My 19-Year-Old Brother Is In Kurdistan And All Alone

I come from Syria and came to the UK in 2016 with my wife and three children. My first impressions of the UK were that it feels very safe here; it is democratic and there is freedom. There are a lot of work opportunities if you know the language. We really like these things about the UK.

Back in Syria I was working two jobs, making money, and life was okay. I used to do electronic adverts on billboards all over Syria, and also had a delivery and distribution job. But when the war started and Daesh came, they messed everything up; it all went downhill.                                                                     

We had to flee so we went to the border of Kurdistan and Syria. The first night we slept on the ground on the border, and then the next morning we were met by UN officials. They took us to a refugee camp and put us in tents. We didn’t get residency for another six months after that.

The war has split my family apart – my sister is in Belgium with her husband and children and my parents and two other sisters are in Qamshli, Syria, where the living situation is very bad.

The person I worry about most though is my younger brother, who is just 19 and alone in Kurdistan with no family to help him. The situation is very dangerous. Sometimes he sleeps on the street during hailstorms and cold. He applied to the UN for a tent but they denied him one because they said he didn’t need it. The Kurdish army caught him once and he escaped and ran to Kurdistan. He can’t go to Syria at all because they will enlist him to go fight if he did. I really worry about my brother.

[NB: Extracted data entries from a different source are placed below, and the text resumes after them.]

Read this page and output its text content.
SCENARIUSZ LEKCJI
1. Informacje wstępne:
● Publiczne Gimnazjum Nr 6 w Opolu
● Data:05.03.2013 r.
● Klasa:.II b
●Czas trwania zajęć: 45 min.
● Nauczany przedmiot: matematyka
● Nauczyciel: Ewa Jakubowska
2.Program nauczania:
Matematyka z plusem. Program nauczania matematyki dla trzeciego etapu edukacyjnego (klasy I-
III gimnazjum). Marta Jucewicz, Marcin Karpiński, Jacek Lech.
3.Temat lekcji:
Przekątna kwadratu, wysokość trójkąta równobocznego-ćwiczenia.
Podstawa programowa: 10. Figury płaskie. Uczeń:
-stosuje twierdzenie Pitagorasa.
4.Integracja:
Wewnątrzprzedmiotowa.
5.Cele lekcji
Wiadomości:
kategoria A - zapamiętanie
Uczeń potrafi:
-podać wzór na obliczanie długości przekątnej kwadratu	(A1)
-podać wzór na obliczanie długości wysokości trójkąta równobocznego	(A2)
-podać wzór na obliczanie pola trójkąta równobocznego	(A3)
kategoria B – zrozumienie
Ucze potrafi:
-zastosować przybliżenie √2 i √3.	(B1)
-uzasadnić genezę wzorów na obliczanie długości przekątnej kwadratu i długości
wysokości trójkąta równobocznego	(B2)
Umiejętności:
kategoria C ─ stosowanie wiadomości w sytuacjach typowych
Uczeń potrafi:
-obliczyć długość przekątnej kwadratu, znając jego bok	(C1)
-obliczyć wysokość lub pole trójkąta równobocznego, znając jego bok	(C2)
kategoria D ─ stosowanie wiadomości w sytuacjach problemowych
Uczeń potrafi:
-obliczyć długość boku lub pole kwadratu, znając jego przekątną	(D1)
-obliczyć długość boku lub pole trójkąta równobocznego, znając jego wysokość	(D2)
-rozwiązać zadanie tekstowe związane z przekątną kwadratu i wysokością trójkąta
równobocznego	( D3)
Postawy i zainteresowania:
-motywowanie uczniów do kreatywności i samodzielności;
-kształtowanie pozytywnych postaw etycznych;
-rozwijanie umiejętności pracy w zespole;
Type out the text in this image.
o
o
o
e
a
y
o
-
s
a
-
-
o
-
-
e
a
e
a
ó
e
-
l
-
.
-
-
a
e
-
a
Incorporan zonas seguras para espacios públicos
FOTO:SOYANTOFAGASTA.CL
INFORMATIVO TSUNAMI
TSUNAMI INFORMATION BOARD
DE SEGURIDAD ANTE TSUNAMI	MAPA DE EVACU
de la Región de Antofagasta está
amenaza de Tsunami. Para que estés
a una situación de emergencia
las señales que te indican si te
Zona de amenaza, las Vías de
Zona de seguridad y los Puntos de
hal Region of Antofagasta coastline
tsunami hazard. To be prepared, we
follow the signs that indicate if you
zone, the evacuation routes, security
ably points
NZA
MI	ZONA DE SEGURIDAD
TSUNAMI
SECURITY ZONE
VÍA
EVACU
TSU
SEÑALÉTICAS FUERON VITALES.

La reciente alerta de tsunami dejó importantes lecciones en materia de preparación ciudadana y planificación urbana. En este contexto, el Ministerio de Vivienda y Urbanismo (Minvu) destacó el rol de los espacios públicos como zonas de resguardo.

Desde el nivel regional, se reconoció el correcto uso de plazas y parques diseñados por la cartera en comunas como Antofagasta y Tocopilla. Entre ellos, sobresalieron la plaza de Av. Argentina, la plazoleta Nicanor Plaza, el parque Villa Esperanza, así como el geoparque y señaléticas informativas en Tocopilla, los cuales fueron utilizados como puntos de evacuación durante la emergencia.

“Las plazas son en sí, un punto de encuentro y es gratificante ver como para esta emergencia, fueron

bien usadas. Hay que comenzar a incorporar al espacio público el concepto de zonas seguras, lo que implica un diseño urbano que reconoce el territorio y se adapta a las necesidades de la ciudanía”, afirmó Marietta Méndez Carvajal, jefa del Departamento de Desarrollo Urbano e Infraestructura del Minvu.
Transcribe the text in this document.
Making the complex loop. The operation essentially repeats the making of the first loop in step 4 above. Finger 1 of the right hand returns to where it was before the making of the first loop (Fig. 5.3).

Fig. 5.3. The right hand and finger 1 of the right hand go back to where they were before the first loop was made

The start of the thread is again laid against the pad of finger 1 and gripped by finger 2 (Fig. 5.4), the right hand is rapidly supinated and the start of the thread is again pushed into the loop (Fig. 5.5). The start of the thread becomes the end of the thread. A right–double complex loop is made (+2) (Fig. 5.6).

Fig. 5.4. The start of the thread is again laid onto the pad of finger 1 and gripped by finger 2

As the rules currently stand my brother does not qualify for family reunion, which means I do not know when I will ever be able to be with him again.  I find being apart from him heartbreaking, especially when I know that he is so vulnerable.

Syrian families, and especially Kurdish ones, are very, very close families and being apart really affects everyday life. My wife is apart from her family too and this has a really bad impact on her health and happiness. If we could be reunited with my family our life would be completely different; we would be so much happier and have much more energy to support our children. The loneliness is the problem, and our family abroad feel lonely as well. The most important thing for me is to be reunited with them and to live together in peace and safety.

Home Secretary, Sajid Javid, could make a vital difference to refugees with a simple stroke of a pen. As part of the Families Together coalition, the Refugee Council is calling on people to tell the Sajid Javid to do right by refugees living in the UK and enable them to be reunited with the family members they love and desperately miss.

We hope the Home Secretary will allow child refugees in the UK and give them the right to sponsor their close family, so they can rebuild their lives together and help them integrate in their new community; to expand who qualifies as family, so that young people who have turned 18 and elderly parents can join their family in the UK; and to reintroduce legal aid for refugee family reunion cases so people who have lost everything have the support they need to afford and navigate the complicated process of being reunited with their families.